Be Aware of the Stereotype

In some cases, certain aspects of stereotypes actually do relate to you, but many people fall outside of the typical mold in substantial ways as well. The labels of a stereotype can affect how others see you even before they meet you.

These labels can impact your overall performance level when they get in your head, and they can also negatively impact self-confidence and self-esteem. To overcome stereotypes, you must first acknowledge what the stereotypes are and how they impact how others see you.

Rather than get upset, be aware that stereotypes affect most people in one way or another. This includes older adults, women, people of different ethnicities and more. Stereotypes are unfortunate and not always fair or accurate. An example is how women are hoping to find a software engineering job or any job in the field of STEM. Times are changing and there are plenty of places to pursue career paths, you can leverage how good you are in the interview to get a spot at your desired position.

However, you must accept they exist before you can overcome them. When you simply acknowledge how others may view anyone from your generation, you can develop a strategy to combat those stereotypes in a job interview.

Be Well-Prepared

Millennials are often viewed as lacking commitment and drive. Some millennials frequently job hop, and this notion can be detrimental to your ability to find a job.

You could counteract this stereotype by researching the company in-depth before the interview. During the interview, speak about future projects and endeavors planned by the company and how you may assist with these projects over the years. If they ask whether you have any questions, use that time wisely and without fear. It shows initiative and honest interest.

You can also simply mention some details about the company’s founder, its mission and more. When you show a hiring manager that you have taken extra steps to learn about the company, you can create the image of being motivated and excited about the position. This combats the preconceived notion that you are simply using the job as a stepping stone for bigger and better things.

You also should choose professional attire for the job interview. Even if you know that the office environment is business casual or even casual, you must show your professionalism during an interview by dressing to impress. Avoid overly trending clothes that significantly show off your generation. Rather than draw attention to your age and generation, use your attire to showcase responsibility and attention to detail.

Another step to take to prepare for your interview is to revamp your social media profiles. Many hiring managers will search for your social media accounts, and they may use that information to form a more well-rounded decision about who you are.

Remove anything risqué, overly political or juvenile. Instead, create a profile on each of your accounts that indicates maturity, responsibility and even social or environmental consciousness.

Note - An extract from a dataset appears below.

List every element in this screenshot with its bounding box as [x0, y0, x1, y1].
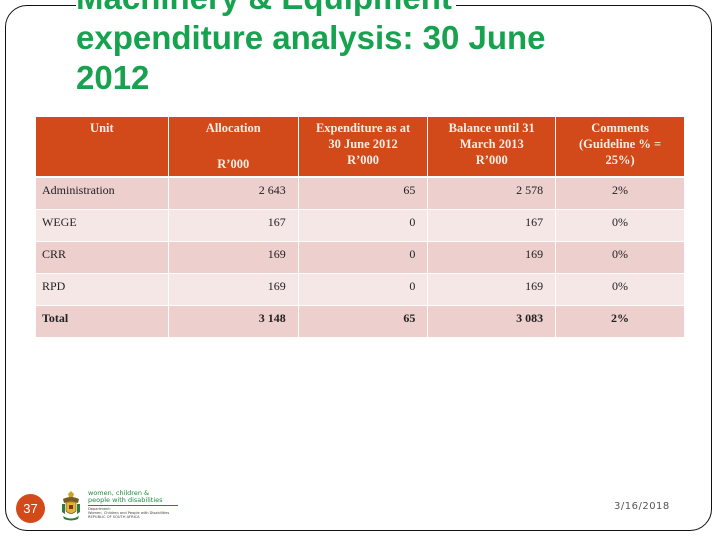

Know That Actions Speak Louder Than Words

While what you say during an interview is important, many hiring managers will focus more heavily on your resume, experiences, skills and education. Your interview is a time to focus attention on these attributes rather than to simply show that you are a great conversationalist.

When possible, avoid talking about personal matters or opinions, issues with previous employment and more. Instead, focus on the attributes that make you stand out.

If there are any volunteer activities that you participate in, this is the time to mention them. Raise awareness about how many languages you speak, what your technological skills are and any informal education that you pursued.

Remember that hiring managers are looking for a core set of skills and education, but they also place value on individuals who have a more unique set of skills or a varied background. Leaders appreciate your willigness to go the distance and engagement in lifelong learning, because it is an opportunity for you to contribute to the team. These extras can place you ahead of the competition and help you to stand out.

Be Ambitious, But Not Too Much

Remember that a common stereotype about millennials is that they expect a fast and easy ride to the top of the career ladder without putting in the time and effort required. The preconceived notion is that raises and promotions are expected rather than earned.

While you can and should be ambitious, you need to focus attention on the fact that you understand what it takes to achieve your ultimate career goals. You also need to show off why you are ambitious, such as because of a strong desire to help others through your efforts.

Control The Job Interview

Stereotypes can potentially be damaging to millennials, but they affect everyone. If you are going to overcome stereotypes that have given others preconceived notions about who you are, you must be aware of those stereotypes. You also must actively combat them by demonstrating your individuality, focus, drive and goals.